I cranked it with the spark plugs out and when I did start it , it was only for a few seconds. I will check for garbage in sending unit hole also, but the valve clatter is a sign that something isn't right. To be continued. Thanx,
I agree with the valve chatter thing except it may chatter several minutes even with oil pressure. We had to turn my bro's '11 over for several minutes without the spark plugs in to get the low oil pressure light to go off, long enough to where I was beginning to wonder if it was going to go off. After we got the light to go off, we stuck the plugs in and started it and it still took a quite a few secs to build oil pressure. The mechanical oil gauge is a much better indicator of oil pressure IMO, you could see it better even with engine turning over with out plugs.
I just did one of these and is an art moreso than a science.

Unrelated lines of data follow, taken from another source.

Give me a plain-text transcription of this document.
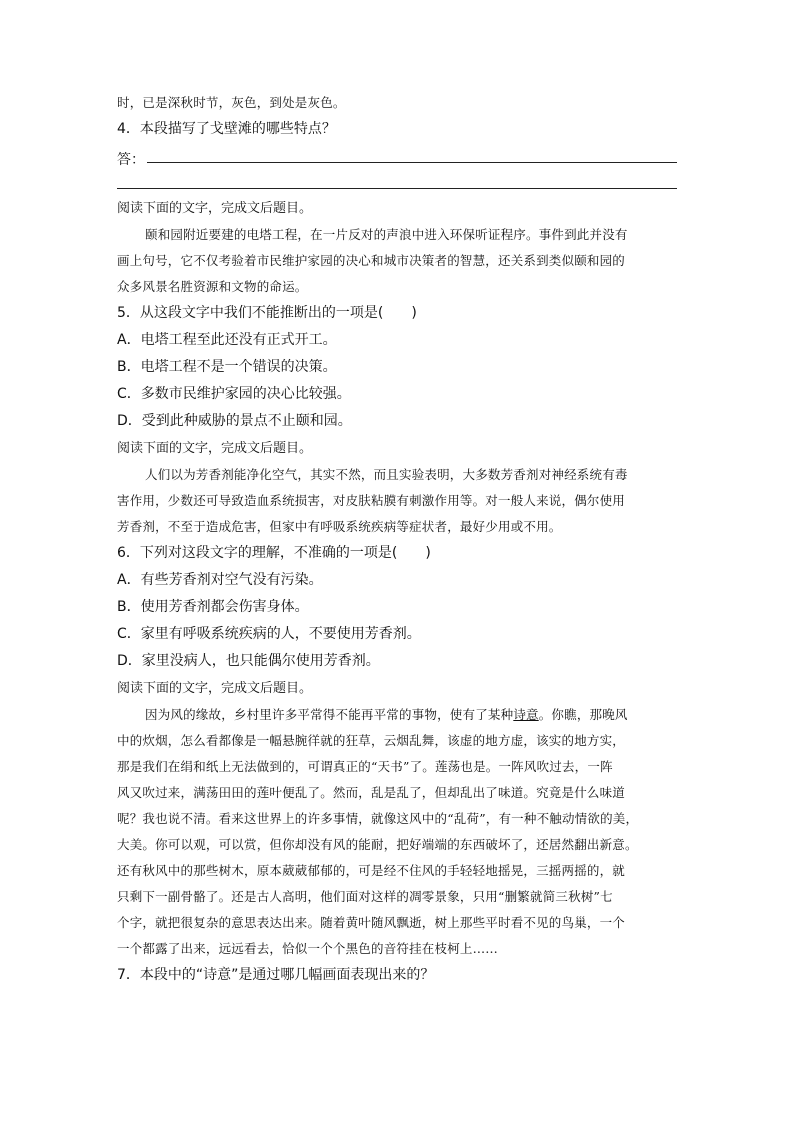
时，已是深秋时节，灰色，到处是灰色。
4．本段描写了戈壁滩的哪些特点？
答：
阅读下面的文字，完成文后题目。
颐和园附近要建的电塔工程，在一片反对的声浪中进入环保听证程序。事件到此并没有
画上句号，它不仅考验着市民维护家园的决心和城市决策者的智慧，还关系到类似颐和园的
众多风景名胜资源和文物的命运。
5．从这段文字中我们不能推断出的一项是(　　)
A．电塔工程至此还没有正式开工。
B．电塔工程不是一个错误的决策。
C．多数市民维护家园的决心比较强。
D．受到此种威胁的景点不止颐和园。
阅读下面的文字，完成文后题目。
人们以为芳香剂能净化空气，其实不然，而且实验表明，大多数芳香剂对神经系统有毒
害作用，少数还可导致造血系统损害，对皮肤粘膜有刺激作用等。对一般人来说，偶尔使用
芳香剂，不至于造成危害，但家中有呼吸系统疾病等症状者，最好少用或不用。
6．下列对这段文字的理解，不准确的一项是(　　)
A．有些芳香剂对空气没有污染。
B．使用芳香剂都会伤害身体。
C．家里有呼吸系统疾病的人，不要使用芳香剂。
D．家里没病人，也只能偶尔使用芳香剂。
阅读下面的文字，完成文后题目。
因为风的缘故，乡村里许多平常得不能再平常的事物，使有了某种诗意。你瞧，那晚风
中的炊烟，怎么看都像是一幅悬腕徉就的狂草，云烟乱舞，该虚的地方虚，该实的地方实，
那是我们在绢和纸上无法做到的，可谓真正的“天书”了。莲荡也是。一阵风吹过去，一阵
风又吹过来，满荡田田的莲叶便乱了。然而，乱是乱了，但却乱出了味道。究竟是什么味道
呢？我也说不清。看来这世界上的许多事情，就像这风中的“乱荷”，有一种不触动情欲的美，
大美。你可以观，可以赏，但你却没有风的能耐，把好端端的东西破坏了，还居然翻出新意。
还有秋风中的那些树木，原本葳葳郁郁的，可是经不住风的手轻轻地摇晃，三摇两摇的，就
只剩下一副骨骼了。还是古人高明，他们面对这样的凋零景象，只用“删繁就简三秋树”七
个字，就把很复杂的意思表达出来。随着黄叶随风飘逝，树上那些平时看不见的鸟巢，一个
一个都露了出来，远远看去，恰似一个个黑色的音符挂在枝柯上……
7．本段中的“诗意”是通过哪几幅画面表现出来的？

Did you take the pump apart to clean it out? I found sludge in mine and can see that if you get enough of it in there the inner and outer gears will spin together resulting in no oil pressure.
I just did one of these and is an art moreso than a science. Did you take the pump apart to clean it out? I found sludge in mine and can see that if you get enough of it in there the inner and outer gears will spin together resulting in no oil pressure.
That is a possibility. I did wipe everything down with paper towels. Maybe something off of them jammed the rotors, but I did have it apart twice to look see so I am baffled at this point.
If you just had that camchest apart, it will take more then a few seconds to show oil pressure on the gauge, and to get enough oil to where it needs to go to stop the valve chatter. The valve chatter may not stop even after you have oil pressure because your pushrods may not be adjusted like they should be, have seen this more then once. Didyou use assembly lube when putting everything together? Did you use it everywhere like on the pushrods where they hit rocker arms, over the rockers where they scrub the valve stems, basically everywhere moving metal touches other metal?
If you did use assembly lube liberally, I would not be afraid to start the motor and let it run for 20 seconds, half a minute. Even raising the idle to 1500 or so to give the pump a chance to do its job.
When I put cams in my 88" it took 15-20 seconds for the motor to sound right and that was using a whole hell of a lot of lube when putting it together. On normal start ups the bike takes 3-4 seconds to sound right when its cold.